|equations of parallel and perpendicular lines||0.87||0.9||6561||80|
|parallel vs perpendicular lines equations||0.58||0.1||1685||85|
|equations for parallel & perpendicular lines||1.52||0.1||4688||34|
|parallel and perpendicular lines equations||1.86||0.3||4154||52|
|parallel vs perpendicular lines||1.51||0.8||1249||38|
|perpendicular and parallel equations||1.96||0.8||319||14|
|parallel versus perpendicular lines||0.14||1||9576||85|
|parallel and perpendicular lines||0.72||0.4||1264||74|
To prove these two lines are parallel, all we have to do is calculate their slope and verify those slopes are the same. We see that both line 1 and line 2 have slope -2/7. Therefore, the lines are parallel.
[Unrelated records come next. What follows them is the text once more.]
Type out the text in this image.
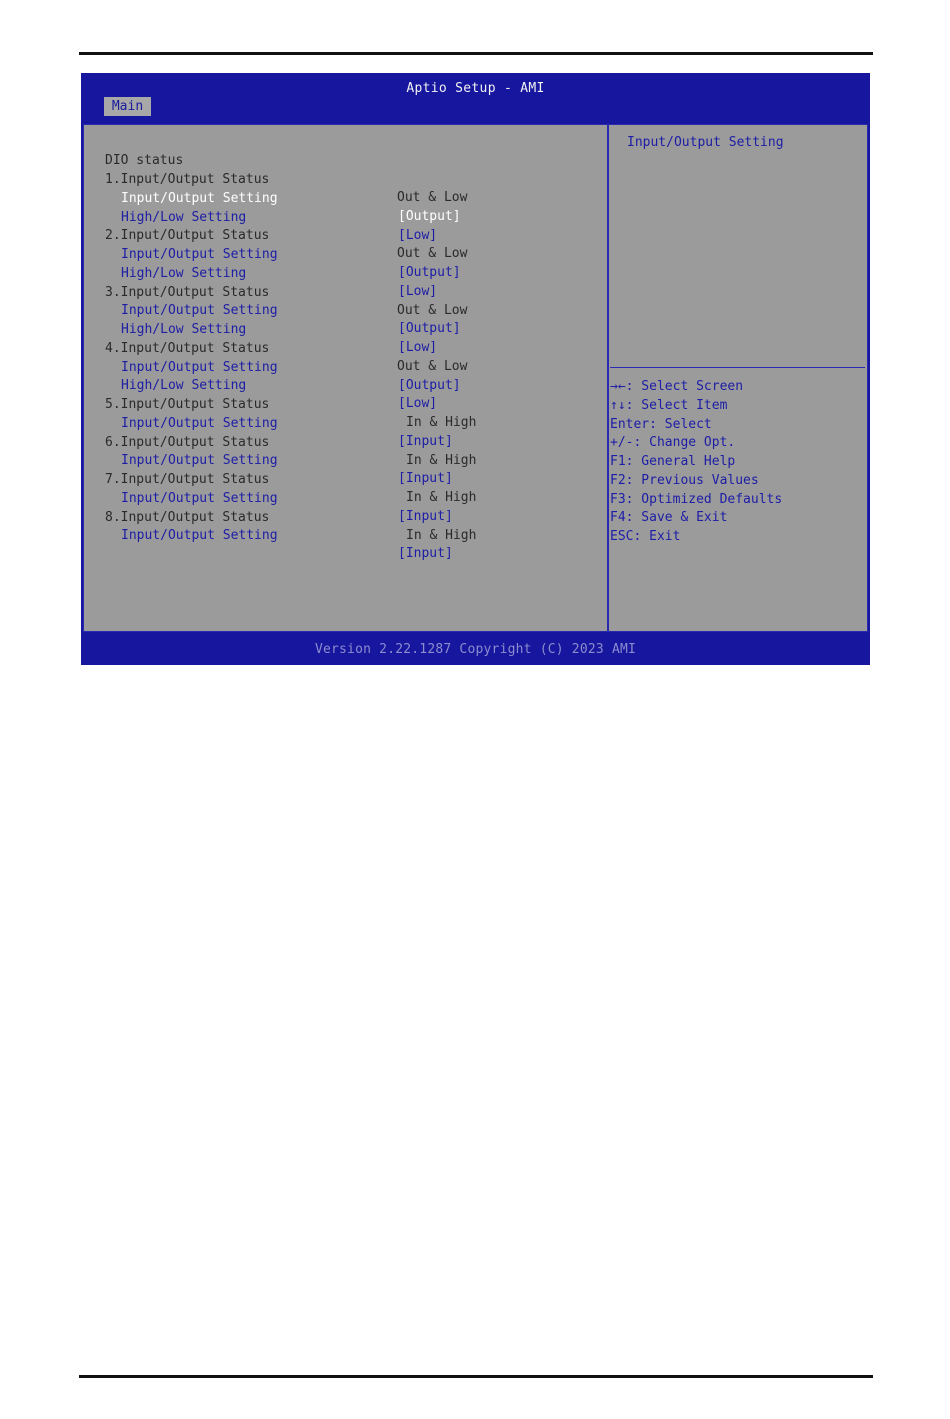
Aptio Setup - AMI
Main

DIO status

1.Input/Output Status

Out & Low

Input/Output Setting

[Output]

High/Low Setting

[Low]

2.Input/Output Status

Out & Low

Input/Output Setting

[Output]

High/Low Setting

[Low]

3.Input/Output Status

Out & Low

Input/Output Setting

[Output]

High/Low Setting

[Low]

4.Input/Output Status

Out & Low

Input/Output Setting

[Output]

High/Low Setting

[Low]

5.Input/Output Status

In & High

Input/Output Setting

[Input]

6.Input/Output Status

In & High

Input/Output Setting

[Input]

7.Input/Output Status

In & High

Input/Output Setting

[Input]

8.Input/Output Status

In & High

Input/Output Setting

[Input]

Input/Output Setting
→←: Select Screen
↑↓: Select Item
Enter: Select
+/-: Change Opt.
F1: General Help
F2: Previous Values
F3: Optimized Defaults
F4: Save & Exit
ESC: Exit
Version 2.22.1287 Copyright (C) 2023 AMI
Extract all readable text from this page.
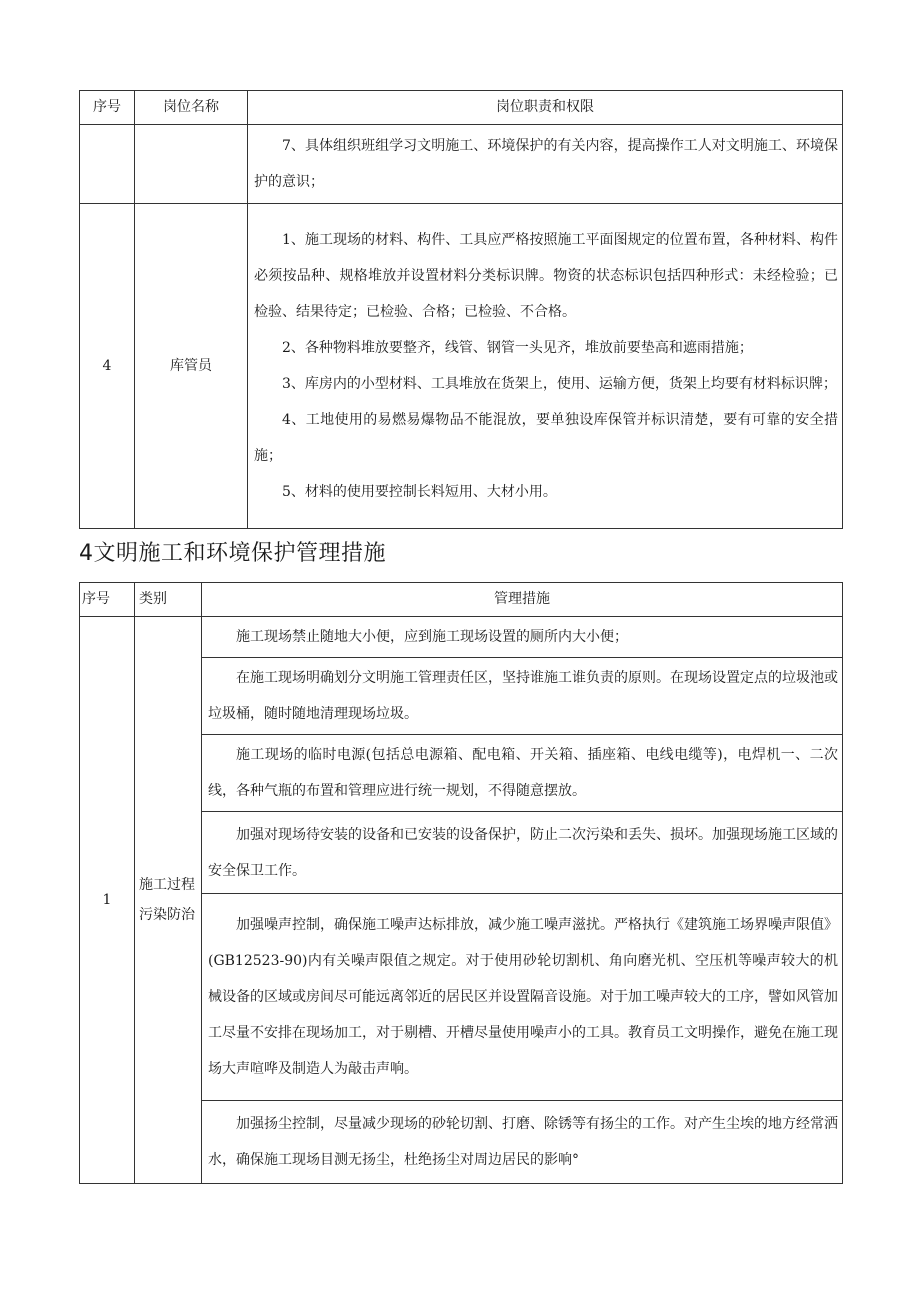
序号	岗位名称	岗位职责和权限

		7、具体组织班组学习文明施工、环境保护的有关内容，提高操作工人对文明施工、环境保护的意识；

4	库管员	1、施工现场的材料、构件、工具应严格按照施工平面图规定的位置布置，各种材料、构件必须按品种、规格堆放并设置材料分类标识牌。物资的状态标识包括四种形式：未经检验；已检验、结果待定；已检验、合格；已检验、不合格。

2、各种物料堆放要整齐，线管、钢管一头见齐，堆放前要垫高和遮雨措施；

3、库房内的小型材料、工具堆放在货架上，使用、运输方便，货架上均要有材料标识牌；

4、工地使用的易燃易爆物品不能混放，要单独设库保管并标识清楚，要有可靠的安全措施；

5、材料的使用要控制长料短用、大材小用。

4文明施工和环境保护管理措施
序号	类别	管理措施
1	施工过程污染防治	施工现场禁止随地大小便，应到施工现场设置的厕所内大小便；

		在施工现场明确划分文明施工管理责任区，坚持谁施工谁负责的原则。在现场设置定点的垃圾池或垃圾桶，随时随地清理现场垃圾。

		施工现场的临时电源(包括总电源箱、配电箱、开关箱、插座箱、电线电缆等)，电焊机一、二次线，各种气瓶的布置和管理应进行统一规划，不得随意摆放。

		加强对现场待安装的设备和已安装的设备保护，防止二次污染和丢失、损坏。加强现场施工区域的安全保卫工作。

		加强噪声控制，确保施工噪声达标排放，减少施工噪声滋扰。严格执行《建筑施工场界噪声限值》(GB12523-90)内有关噪声限值之规定。对于使用砂轮切割机、角向磨光机、空压机等噪声较大的机械设备的区域或房间尽可能远离邻近的居民区并设置隔音设施。对于加工噪声较大的工序，譬如风管加工尽量不安排在现场加工，对于剔槽、开槽尽量使用噪声小的工具。教育员工文明操作，避免在施工现场大声喧哗及制造人为敲击声响。

		加强扬尘控制，尽量减少现场的砂轮切割、打磨、除锈等有扬尘的工作。对产生尘埃的地方经常洒水，确保施工现场目测无扬尘，杜绝扬尘对周边居民的影响°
Perpendicular lines are lines that create 90 degree angles when they intersect.How do you find the equation of a line parallel?
The equation of the line in theslope-intercept form is y=2x+5. The slope of the parallelline is the same: m=2. So, the equation of theparallel line is y=2x+a. To find a, we use the fact that theline should pass through the given point:5=(2)⋅(−3)+a.. Regarding this, how do you find the equation of a parallel line that passes through a given point?